What a difference a change of scenery makes. Tasya Rosenfeld Kelen went from nearly shutting down Isadore Nut Co. to thriving in a new setting with new employees. This week we kick off Jewish Disabilities Awareness and Inclusion Month with Tasya talking about becoming an inclusive hiring company as she moved her production to Jewish Housing and Programming’s commercial kitchen. Tasya also talks about the evolution that has come from that decision, and how the company now stands for something more than a healthy, delicious snack, on this week’s Who The Folk?! Podcast.
You can read an excerpt below, but for the whole interview (which you are really going to want to hear), please listen or subscribe to the Podcast on Apple Podcasts, Google Play, and Stitcher, with more to come later soon. Please subscribe, rate, and review. Check out the show page where you can catch up on previous episodes. And of course, if you have suggestions of others who would be great subjects, let us know!
You’re a returning Who The Folk?! guest from our pre-podcast days. But one of the things that’s changed from the last time we talked is where you’re producing the product, and how you have evolved, your business model some. Why don’t you tell us a little bit about those two things?

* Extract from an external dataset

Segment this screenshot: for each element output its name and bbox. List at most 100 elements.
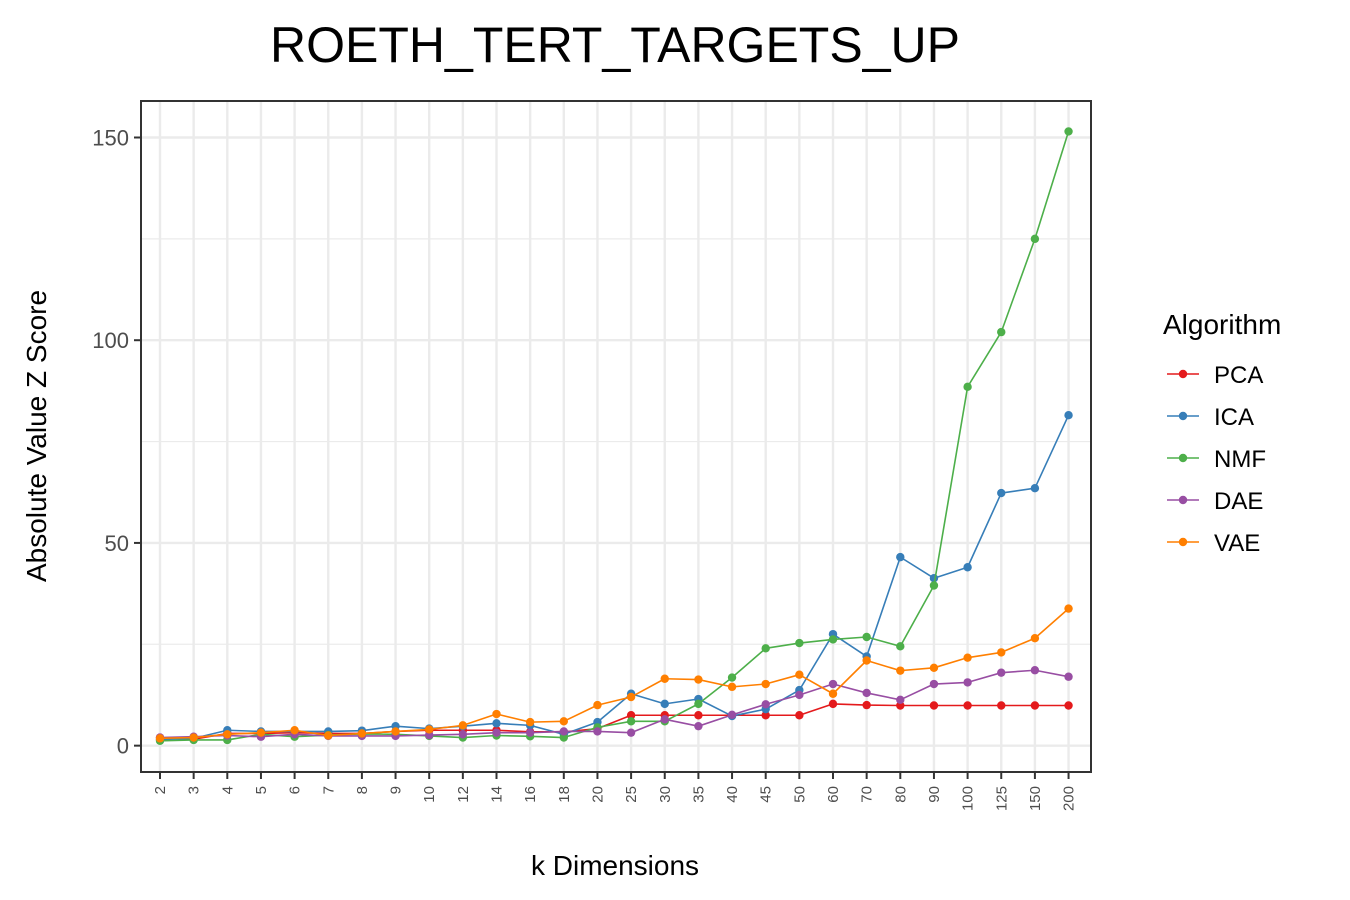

Since we last connected, we moved our production facility to J-HAP, which stands for Jewish Housing and Programming. It’s in Golden Valley, and they have a commercial kitchen, and I didn’t even know that I was looking for a new commercial kitchen. I actually was starting to feel like things were not going in the direction I wanted them to go. And I wasn’t feeling that the longevity was going to be there. Other companies were growing up around us and able to scale faster and I felt like we’re just not able to play in this field in an effective way and I was pretty much ready to close up shop at the end of 2018 after holiday season. But everything changed in August of 2018 when I was invited to tour this almost finished commercial kitchen in a space that was run by J-HAP called Cornerstone Creek apartments, which is independent living for adults with intellectual and developmental disabilities. And when I got a tour of this gleaming, brand new kitchen, I was told that there’s an opportunity to work with some of the tenants of Cornerstone Creek. And from that moment on, like the floodgates opened to my brain and I realized we had the potential to be so much more than just a nut company.
You’ve had a little more than a year now in the space where you are working with and employing people who have disabilities as your employees who are doing the work that any “able-bodied” or “able-minded” person could do. Why was after seeing the space and learning that you could work with the people who are residents of Cornerstone Creek, why was that so important for you and why do you think he gave you such revitalization to the company?
Oh, I was so excited. The potential to work with a group of people who are completely overlooked in mainstream employment. It wasn’t even on my radar honestly, to work with people with disabilities. But once I was told that this was an opportunity, it made me feel like we could have such a deeper meaning and a deeper purpose to our company, that we could stand for something so much more than just a healthy delicious snack. And if that meant that we could help employees help draw awareness to the importance of employing people with different abilities with different disabilities, that that was going to be a game-changer for me.
Did you have to alter anything to accommodate the employees in the way you produce?
Yes and no and yes. We have these craft bags (that the nuts go into). You fill the bags, you close the bags, and then we have these really pretty paper labels that are stickers, and you have to apply them. And there’s a little bit of an art form to how you have to apply them. And they have to be centered, and they have to be smoothed out so there are no bubbles. And the paper has to stick to that crafting bag. And what I realized, was that people with a dexterity challenge, they’re going to have a hard time putting that label on. And one of the things that’s held us back has been shelf life, just having these fussier bags. And so I’d always wanted to be in a pre-printed bag, it was so exciting. Because what I realized was like, ‘Oh my God, if we had pre-printed bags, then Amy could be successful all by herself. There wouldn’t be a second person who had to come up and put that label on for them.’ That’s where we’re at. We have two people doing the job for one person because we want Amy to be a success. And we’re going to go to pre-printed bags. We’re so fortunate that we’ve learned that this modification is only going to make our products so much better. Because we’re going to be able to tell the story of the goodness inside and the goodness that we’re trying to do and the impact we’re trying to have on the world.
(Editor’s note: About 20 minutes into the podcast, Tasya meant to reference Lori Leder-Fogel, and referenced the wrong name. She apologizes for the error.)